Güsten / Hecklingen ( rk ). Die Stadt Hecklingen und die Kommunalaufsicht des Landkreises haben vor dem Arbeitsgericht Magdeburg eine Schlappe hinnehmen müssen. Die Richter erließen am Montag eine einstweilige Verfügung. Danach muss die Mitarbeiterin der Stadtverwaltung Hecklingen, die befristet als Verwaltungshelferin des Landes im dortigen Rathaus tätig war, vorläufig von der Verbandsgemeinde Saale-Wipper beschäftigt werden. Das teilte deren Rechtsanwalt Roland Groß gestern auf Volksstimme-Anfrage mit.

Die endgültige Entscheidung fällt demnach in einem so genannten Hauptsacheverfahren, dessen Termin auf den 8. September festgelegt wurde. " Ich gehe nicht davon aus, dass das Gericht seine Position dann noch einmal ändern wird ", sagte der Anwalt.

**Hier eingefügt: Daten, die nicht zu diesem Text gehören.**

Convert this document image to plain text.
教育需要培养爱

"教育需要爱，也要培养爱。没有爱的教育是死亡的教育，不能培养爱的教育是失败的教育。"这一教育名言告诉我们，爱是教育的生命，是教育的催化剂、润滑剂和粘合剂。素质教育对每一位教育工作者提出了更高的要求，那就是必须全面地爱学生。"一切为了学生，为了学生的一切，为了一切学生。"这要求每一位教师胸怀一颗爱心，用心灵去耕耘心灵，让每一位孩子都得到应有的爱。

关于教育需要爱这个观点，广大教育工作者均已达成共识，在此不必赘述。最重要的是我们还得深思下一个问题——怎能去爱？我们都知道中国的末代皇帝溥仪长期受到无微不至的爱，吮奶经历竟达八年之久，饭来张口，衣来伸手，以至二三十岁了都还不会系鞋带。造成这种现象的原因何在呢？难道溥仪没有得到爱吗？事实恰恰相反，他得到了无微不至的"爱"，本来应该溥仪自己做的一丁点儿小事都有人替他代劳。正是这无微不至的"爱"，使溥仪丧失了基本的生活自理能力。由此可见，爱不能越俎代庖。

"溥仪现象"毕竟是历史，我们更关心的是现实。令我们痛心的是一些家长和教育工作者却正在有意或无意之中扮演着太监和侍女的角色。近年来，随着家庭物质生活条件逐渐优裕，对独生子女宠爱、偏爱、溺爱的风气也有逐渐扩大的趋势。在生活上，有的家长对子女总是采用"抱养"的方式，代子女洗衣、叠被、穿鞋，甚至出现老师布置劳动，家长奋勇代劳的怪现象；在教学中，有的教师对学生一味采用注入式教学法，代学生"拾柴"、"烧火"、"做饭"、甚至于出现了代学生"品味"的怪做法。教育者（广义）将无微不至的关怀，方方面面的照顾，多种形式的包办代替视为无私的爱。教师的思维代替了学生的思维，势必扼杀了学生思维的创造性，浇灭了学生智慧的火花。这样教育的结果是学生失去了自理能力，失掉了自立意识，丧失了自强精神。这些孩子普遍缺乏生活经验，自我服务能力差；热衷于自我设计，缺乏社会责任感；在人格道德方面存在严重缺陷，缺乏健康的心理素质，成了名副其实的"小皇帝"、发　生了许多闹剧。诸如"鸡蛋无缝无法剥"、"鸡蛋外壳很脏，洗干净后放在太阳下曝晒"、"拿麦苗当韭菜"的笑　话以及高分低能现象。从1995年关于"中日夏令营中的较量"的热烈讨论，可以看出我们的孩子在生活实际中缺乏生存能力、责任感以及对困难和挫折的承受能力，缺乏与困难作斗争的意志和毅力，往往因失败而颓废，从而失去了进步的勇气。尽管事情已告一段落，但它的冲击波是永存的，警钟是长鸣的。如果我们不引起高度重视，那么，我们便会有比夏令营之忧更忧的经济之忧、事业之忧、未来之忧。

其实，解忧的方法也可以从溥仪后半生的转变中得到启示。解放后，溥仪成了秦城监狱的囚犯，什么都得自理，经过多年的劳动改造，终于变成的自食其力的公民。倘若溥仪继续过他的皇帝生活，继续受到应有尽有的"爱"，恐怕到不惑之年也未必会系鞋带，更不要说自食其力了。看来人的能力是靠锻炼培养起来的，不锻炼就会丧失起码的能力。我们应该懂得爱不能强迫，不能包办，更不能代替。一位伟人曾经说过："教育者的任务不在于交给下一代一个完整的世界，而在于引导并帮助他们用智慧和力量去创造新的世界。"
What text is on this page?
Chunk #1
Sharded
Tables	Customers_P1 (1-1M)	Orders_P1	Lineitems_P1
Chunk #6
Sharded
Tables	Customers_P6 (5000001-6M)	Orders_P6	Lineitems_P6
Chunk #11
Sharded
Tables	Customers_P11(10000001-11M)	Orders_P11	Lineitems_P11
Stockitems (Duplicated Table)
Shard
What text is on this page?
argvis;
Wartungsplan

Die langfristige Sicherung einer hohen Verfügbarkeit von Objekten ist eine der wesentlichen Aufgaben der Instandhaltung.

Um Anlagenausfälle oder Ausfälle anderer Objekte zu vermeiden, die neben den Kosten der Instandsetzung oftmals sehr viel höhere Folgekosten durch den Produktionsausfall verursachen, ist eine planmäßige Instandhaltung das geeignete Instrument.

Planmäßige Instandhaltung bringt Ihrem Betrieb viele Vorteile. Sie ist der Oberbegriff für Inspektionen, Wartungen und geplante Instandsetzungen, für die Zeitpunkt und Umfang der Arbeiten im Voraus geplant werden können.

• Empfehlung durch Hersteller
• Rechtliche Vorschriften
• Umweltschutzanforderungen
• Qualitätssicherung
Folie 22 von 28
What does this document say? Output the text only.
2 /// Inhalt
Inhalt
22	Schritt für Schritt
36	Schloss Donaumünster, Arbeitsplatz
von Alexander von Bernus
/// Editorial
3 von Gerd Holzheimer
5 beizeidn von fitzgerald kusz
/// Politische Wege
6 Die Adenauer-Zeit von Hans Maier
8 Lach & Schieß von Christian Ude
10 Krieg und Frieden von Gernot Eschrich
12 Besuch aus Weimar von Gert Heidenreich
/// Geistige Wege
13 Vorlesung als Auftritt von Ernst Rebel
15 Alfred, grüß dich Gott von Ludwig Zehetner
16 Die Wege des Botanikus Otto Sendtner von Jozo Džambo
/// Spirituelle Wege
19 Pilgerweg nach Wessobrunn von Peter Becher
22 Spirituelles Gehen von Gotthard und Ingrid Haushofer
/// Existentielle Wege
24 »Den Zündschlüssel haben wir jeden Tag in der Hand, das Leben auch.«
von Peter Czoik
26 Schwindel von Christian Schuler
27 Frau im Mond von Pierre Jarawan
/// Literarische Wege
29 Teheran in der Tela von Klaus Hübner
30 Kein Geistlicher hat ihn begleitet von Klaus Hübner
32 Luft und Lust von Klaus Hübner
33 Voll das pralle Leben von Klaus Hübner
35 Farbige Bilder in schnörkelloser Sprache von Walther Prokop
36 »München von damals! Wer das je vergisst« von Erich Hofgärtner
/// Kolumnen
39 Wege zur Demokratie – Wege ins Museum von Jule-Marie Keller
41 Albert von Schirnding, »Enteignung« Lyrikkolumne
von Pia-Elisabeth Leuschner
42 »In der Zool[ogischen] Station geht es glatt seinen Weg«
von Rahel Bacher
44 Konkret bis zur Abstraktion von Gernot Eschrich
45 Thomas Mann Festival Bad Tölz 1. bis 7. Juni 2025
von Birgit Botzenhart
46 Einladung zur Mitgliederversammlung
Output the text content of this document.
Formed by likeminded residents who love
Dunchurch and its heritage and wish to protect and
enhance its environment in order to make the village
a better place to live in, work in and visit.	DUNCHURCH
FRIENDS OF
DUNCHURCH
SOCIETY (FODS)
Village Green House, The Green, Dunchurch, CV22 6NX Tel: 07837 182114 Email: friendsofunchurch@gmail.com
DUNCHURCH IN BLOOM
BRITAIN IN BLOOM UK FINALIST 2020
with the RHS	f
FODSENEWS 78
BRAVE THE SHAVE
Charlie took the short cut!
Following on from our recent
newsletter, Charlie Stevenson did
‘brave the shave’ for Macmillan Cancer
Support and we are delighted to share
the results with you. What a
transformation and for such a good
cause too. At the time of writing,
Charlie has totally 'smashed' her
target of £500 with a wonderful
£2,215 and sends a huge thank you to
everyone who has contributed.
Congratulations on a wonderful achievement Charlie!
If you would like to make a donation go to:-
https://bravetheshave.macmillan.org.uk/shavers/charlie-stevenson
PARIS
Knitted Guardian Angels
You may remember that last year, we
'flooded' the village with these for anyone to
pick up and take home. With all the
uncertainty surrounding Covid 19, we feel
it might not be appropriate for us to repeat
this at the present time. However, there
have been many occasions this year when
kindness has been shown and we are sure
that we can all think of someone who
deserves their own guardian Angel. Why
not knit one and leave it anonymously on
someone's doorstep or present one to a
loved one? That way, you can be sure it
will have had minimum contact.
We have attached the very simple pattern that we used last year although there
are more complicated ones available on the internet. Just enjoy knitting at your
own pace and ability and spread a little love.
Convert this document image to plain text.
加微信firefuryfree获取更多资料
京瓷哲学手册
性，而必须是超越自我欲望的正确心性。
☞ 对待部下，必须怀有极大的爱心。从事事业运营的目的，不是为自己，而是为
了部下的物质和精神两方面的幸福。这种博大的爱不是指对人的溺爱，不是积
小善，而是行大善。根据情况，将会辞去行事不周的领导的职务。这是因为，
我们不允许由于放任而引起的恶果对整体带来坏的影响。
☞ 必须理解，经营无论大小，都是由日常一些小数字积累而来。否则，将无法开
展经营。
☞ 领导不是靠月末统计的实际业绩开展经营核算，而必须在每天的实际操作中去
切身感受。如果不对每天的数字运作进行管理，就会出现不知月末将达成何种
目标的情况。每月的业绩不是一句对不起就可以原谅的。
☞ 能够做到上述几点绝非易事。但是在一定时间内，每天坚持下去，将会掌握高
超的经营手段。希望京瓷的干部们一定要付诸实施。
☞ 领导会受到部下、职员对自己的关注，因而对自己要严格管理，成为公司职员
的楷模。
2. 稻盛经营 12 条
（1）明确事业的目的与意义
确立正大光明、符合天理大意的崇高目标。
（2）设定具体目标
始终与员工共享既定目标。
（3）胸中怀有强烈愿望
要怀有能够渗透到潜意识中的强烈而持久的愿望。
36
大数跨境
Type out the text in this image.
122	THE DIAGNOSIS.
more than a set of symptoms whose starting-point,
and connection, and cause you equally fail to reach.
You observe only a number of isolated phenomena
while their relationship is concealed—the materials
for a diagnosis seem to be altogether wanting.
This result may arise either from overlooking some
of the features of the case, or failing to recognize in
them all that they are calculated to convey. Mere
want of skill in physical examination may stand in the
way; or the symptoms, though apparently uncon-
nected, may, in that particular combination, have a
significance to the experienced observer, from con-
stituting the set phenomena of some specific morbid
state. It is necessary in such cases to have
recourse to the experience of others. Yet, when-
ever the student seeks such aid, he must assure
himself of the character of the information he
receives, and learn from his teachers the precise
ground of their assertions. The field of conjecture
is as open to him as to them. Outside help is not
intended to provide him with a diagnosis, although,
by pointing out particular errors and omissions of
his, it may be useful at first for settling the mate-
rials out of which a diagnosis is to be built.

Die Mitarbeiterin der Stadt Hecklingen hatte Ende des vergangenen Jahres an der Stellenausschreibung für die Kolleginnen teilgenommen, die im Zuge der Gemeindereform mit der Gemeinde Giersleben zur Verbandsgemeinde Saale-Wipper nach Güsten wechseln wollten. Doch später untersagte ihr Hecklingens Bürgermeister Hans-Rüdiger Kosche ( CDU ) den Weggang unter Hinweis auf ihren Status als Verwaltungshelferin des Landes. Er wollte an ihrer Stelle lieber die ehemalige Gierslebener Bürgermeisterin, die der Hecklinger Stadtrat 2005 in den einstweiligen Ruhestand versetzt hatte, nach Güsten abschieben.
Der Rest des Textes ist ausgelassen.